Conscience

Emmanuel Faber, la mission et le profit

Pierre d’Elbée, philosophe coach : 14 mars 2021. Le conseil d’administration de Danone vote le départ immédiat de son président Emmanuel Faber. Depuis novembre 2020, par une lettre envoyée à l’ensemble des actionnaires, Bluebell Capital déplorait déjà une performance boursière « décevante ». En février 2021, Artisan Partners, troisième actionnaire de Danone avec 3 % du capital, réclame le départ d’Emmanuel Faber. Ce dernier gardera la présidence du groupe, mais cédera sa fonction de directeur général. Une solution qu’Artisan Partners dénonce le 3 mars 2021 : le conseil d’administration écarte alors Emmanuel Faber de la présidence.
Que retirer de cette histoire ? Faut-il conclure qu’il existe une contradiction entre l’entreprise à mission et la rentabilité ?

François de Montfort, entrepreneur, ancien membre du CA de Wendel Participations, ancien membre de la communauté Lazare
En fait, je crois qu’au-delà de l’aspect juridique, toute entreprise s’inscrit dans une mission lors de sa fondation : elle veut répondre à un besoin de la société.  Par la suite, la croissance, les process et les difficultés de survie lui font faire perdre cet esprit.  Remplir une mission est pourtant l’ADN de toutes les entreprises. Cela doit être rappelé et actualisé sans quoi l’entreprise se perd dans des processus d’optimisation financière sans fin, elle perd son âme et finalement sa rentabilité.

PDE : Dire que toute entreprise est fondée sur une mission revient à affirmer que le profit, souvent défini comme son unique but, ne peut jamais être séparé du produit ou service qui le porte. Le but d’une entreprise n’est donc pas le profit, mais un produit ou un service rentable qui correspond à un besoin, ce qui est différent.

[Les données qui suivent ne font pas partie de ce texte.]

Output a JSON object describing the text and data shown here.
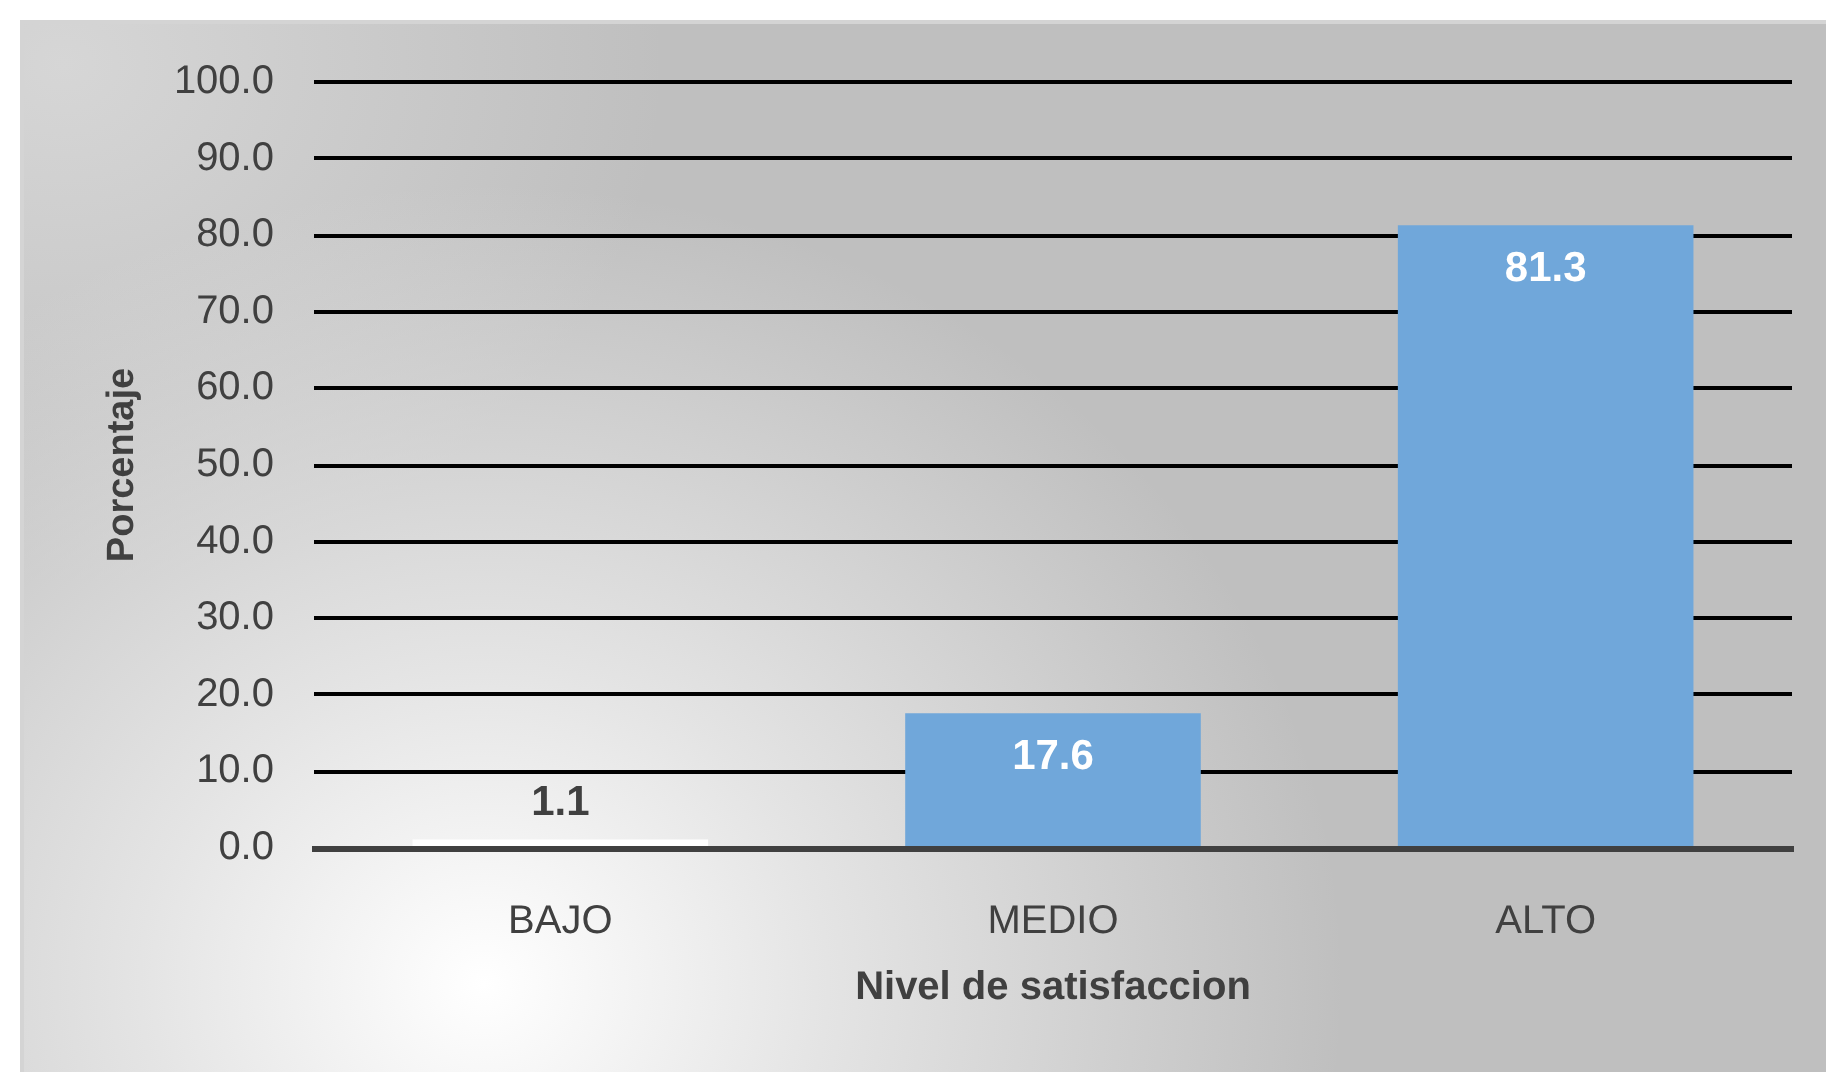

FDM : On peut parfois penser que cette mission est incompatible avec une logique actionnariale. Le temps long de la mission semble inconciliable avec le temps court de l’actionnaire. Cette vision est caricaturale, car l’actionnaire peut se montrer patient lui aussi, et c’est peut-être même sa qualité première. Mais il reste que nous avons du mal à réconcilier ces logiques paradoxales, alors qu’en réalité on ne peut pas exclure le service de la rentabilité.

PDE : Les actionnaires reprochent à Emmanuel Faber d’avoir laissé chuter le cours de Danone de près de 23% depuis qu’il est PDG, le 1er décembre 2017.Or, sur la même période, le CAC 40 progressait de 4,5%. On le voit bien : c’est sur la question de la valorisation boursière qu’il a été attaqué. Pouvait-il faire autrement ?

FDM : En adoptant la stratégie « Local First », Emmanuel Faber a arbitré en faveur d’« externalités positives » sociales et environnementales : plutôt qu’optimiser ses rendements en choisissant des produits moins chers même s’ils sont éloignés et payer la taxe carbone, il a préféré s’approvisionner localement, ce qui est respectueux de la dimension environnementale et sociale, mais probablement moins rentable à court terme. La taxe carbone n’est pas suffisamment incitative. Le prix bas et le court terme sont privilégiés. Dans une ère d’immédiateté et de survie, le temps long visionnaire malgré toute sa valeur est peu considéré.

PDE : Il me semble qu’il existe un paradoxe dans la nature de toute entreprise : gratuité et rentabilité. Ce paradoxe est d’ailleurs présent dans l’étymologie du mot “commerce”, merx mercis à l’origine de deux mots opposés : marchandise et merci, échange rentable et reconnaissance gratuite. Une activité peut être à la fois rentable et gratuite, comme le médecin qui sauve la vie d’un malade. Il demande des honoraires (étymologie : honneur) parce que sa prestation offre un service si grand qu’il ne peut pas être rémunéré à sa juste valeur : qu’est-ce que 25, 40, ou 60 euros devant la santé retrouvée ? La rémunération est bien là, mais ne couvrira jamais la prestation reçue. Part gratuite.

FDM : Emmanuel Faber s’est exposé en tant que patron humaniste. Le manque de soutien du milieu politique et patronal peut s’expliquer par son malaise devant un tel engagement. Même si certains lui font le reproche de starification, il s’est tout de même montré pionnier dans une voie où beaucoup se reconnaissent : Emmanuel Faber sait être le patron d’une boîte du CAC40, mais aussi parler de son frère schizophrène devant une promotion de HEC, ou encore s’adresser aux sans-abris avec des mots qui font mouche.
Il mérite d’être reconnu pour l’exemple qu’il donne à ceux qui ont besoin d’imprimer un supplément d’âme à leur profession et dans leur vie.